The encircling arm was offensive enough in its own right, but the Nazi reference was conclusive - it's so manifestly false, and when addressed to a Jew, it's designed to wound; no one makes that equivalence without malicious prejudice. And this, after all, was an academic talking, a professor, someone trained to resist casual stereotypes and easy equivalences...

Read the rest. It could happen here, of course, but it's hard not to register that these stories seem to be Britain day by day.

2 Comments

I feel she should expose the guy, if not publicly then in a letter to the academy.

That said, I've heard stuff like this here in the US - but it's probably much more common in Britain.

I don't think Britain has ever confronted either its own antisemitism let alone British attitudes toward Israel. Instead, it's become a center of antizionist propaganda - but then it has been for decades.

I too believe Eve Gerrard should name him. I also think anyone else who heard this should name him.

I am very sorry Eve Gerrard had to put up with his behaviour, not just the originally words. But even as a non-Jew I find this offensive. I am sure Eve Gerrard is trying to spare some people's feelings out of truly decent motives, but this was a public occasion at the university in question, and thus a matter of public interest. So I would respectfully ask that Eve reconsider.

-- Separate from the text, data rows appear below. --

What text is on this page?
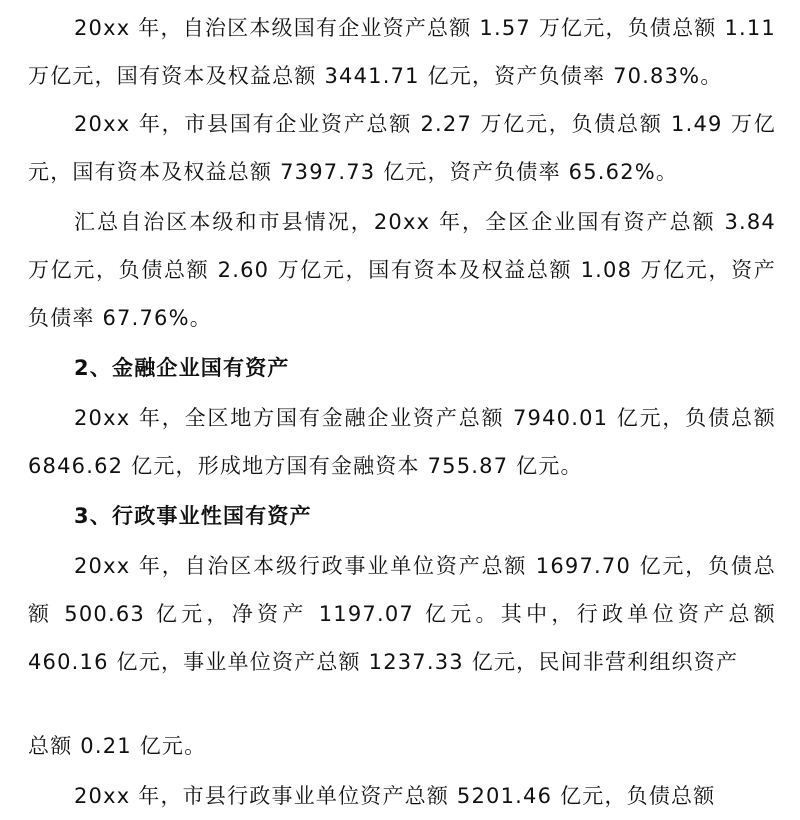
20xx 年，自治区本级国有企业资产总额 1.57 万亿元，负债总额 1.11 万亿元，国有资本及权益总额 3441.71 亿元，资产负债率 70.83%。

20xx 年，市县国有企业资产总额 2.27 万亿元，负债总额 1.49 万亿元，国有资本及权益总额 7397.73 亿元，资产负债率 65.62%。

汇总自治区本级和市县情况，20xx 年，全区企业国有资产总额 3.84 万亿元，负债总额 2.60 万亿元，国有资本及权益总额 1.08 万亿元，资产负债率 67.76%。

2、金融企业国有资产

20xx 年，全区地方国有金融企业资产总额 7940.01 亿元，负债总额 6846.62 亿元，形成地方国有金融资本 755.87 亿元。

3、行政事业性国有资产

20xx 年，自治区本级行政事业单位资产总额 1697.70 亿元，负债总额 500.63 亿元，净资产 1197.07 亿元。其中，行政单位资产总额 460.16 亿元，事业单位资产总额 1237.33 亿元，民间非营利组织资产

总额 0.21 亿元。

20xx 年，市县行政事业单位资产总额 5201.46 亿元，负债总额
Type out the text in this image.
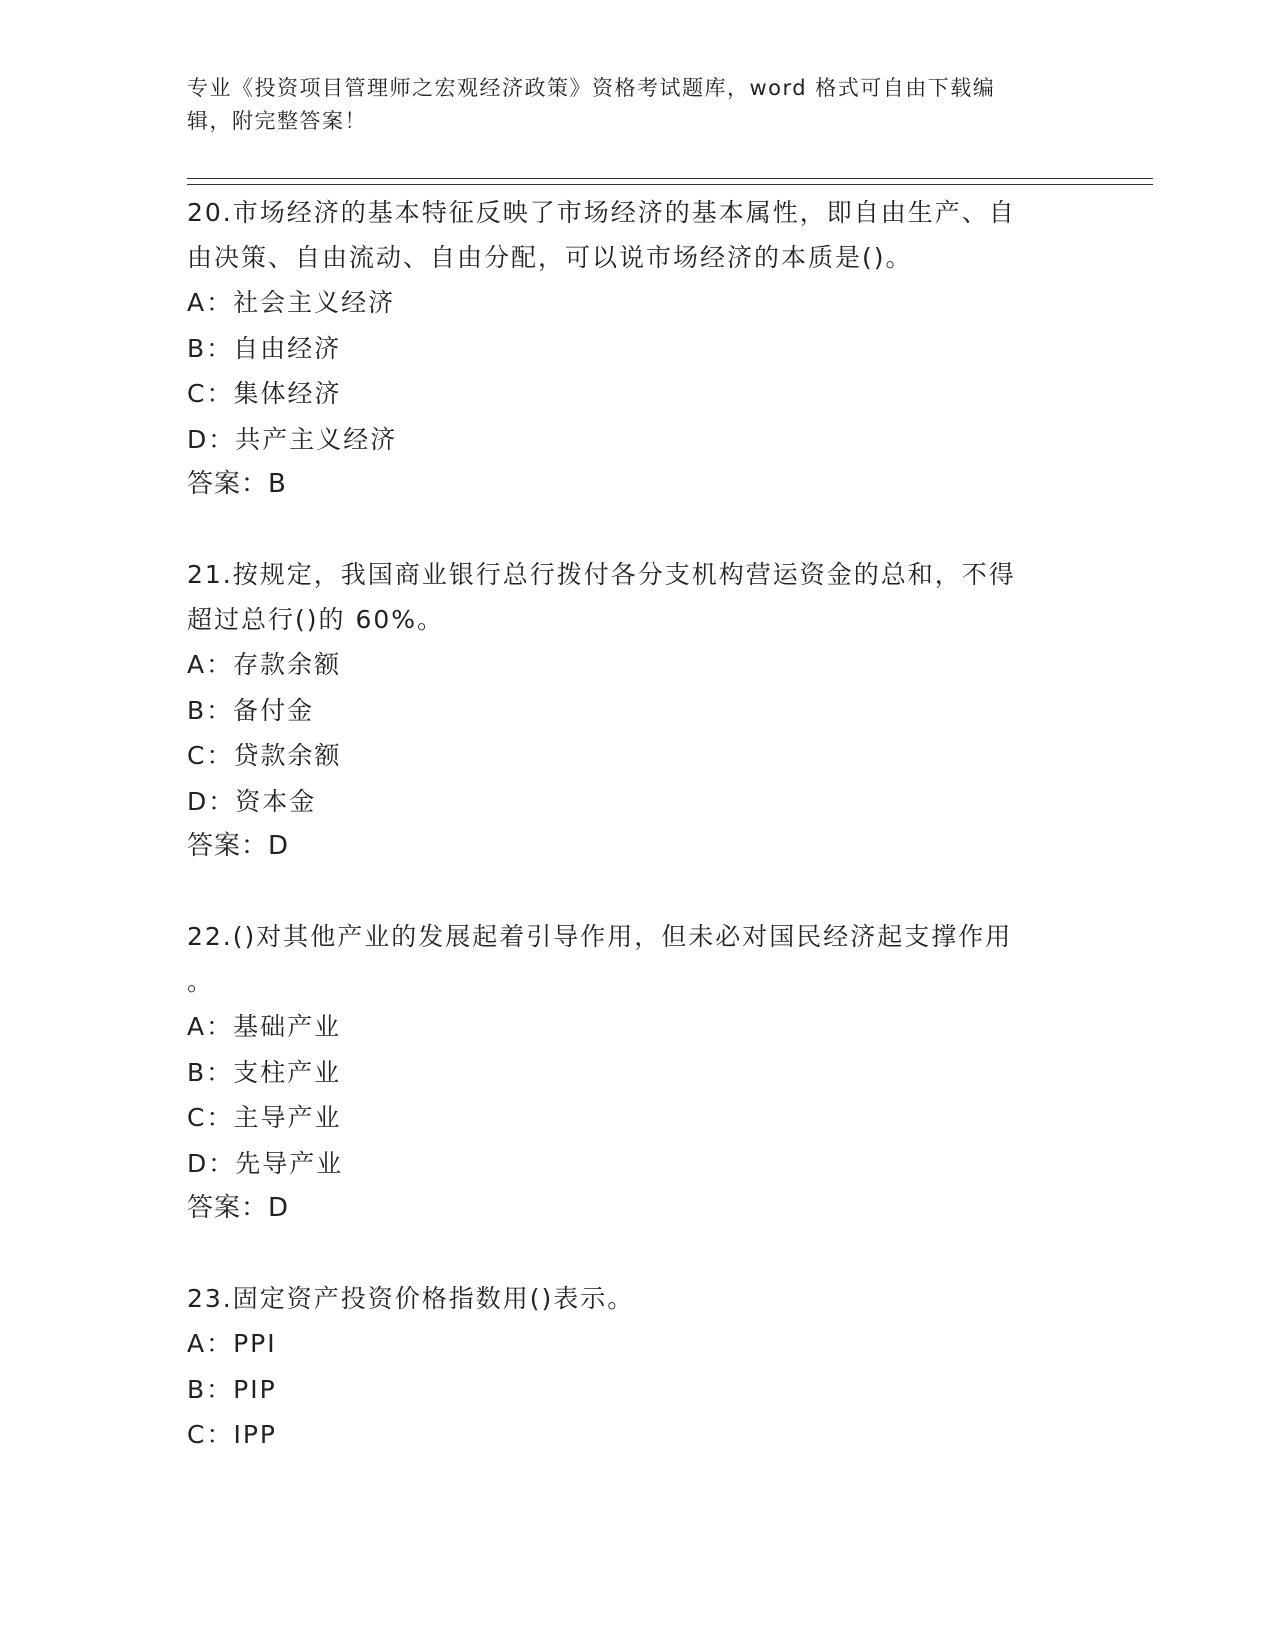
专业《投资项目管理师之宏观经济政策》资格考试题库，word 格式可自由下载编
辑，附完整答案！
20.市场经济的基本特征反映了市场经济的基本属性，即自由生产、自
由决策、自由流动、自由分配，可以说市场经济的本质是()。
A：社会主义经济
B：自由经济
C：集体经济
D：共产主义经济
答案：B
21.按规定，我国商业银行总行拨付各分支机构营运资金的总和，不得
超过总行()的 60%。
A：存款余额
B：备付金
C：贷款余额
D：资本金
答案：D
22.()对其他产业的发展起着引导作用，但未必对国民经济起支撑作用
。
A：基础产业
B：支柱产业
C：主导产业
D：先导产业
答案：D
23.固定资产投资价格指数用()表示。
A：PPI
B：PIP
C：IPP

Had he apologised, then there would be a better case for not making it public. But while he's unrepentant, the university and public should be allowed to know. The latter, after all, do pay for our universities. Personally I don't want an unrepentant, mouthy anti-semite supported by my taxes.

Although I'm sure Eve doesn't mean this, it shames British academia more if he is protected than if he is named.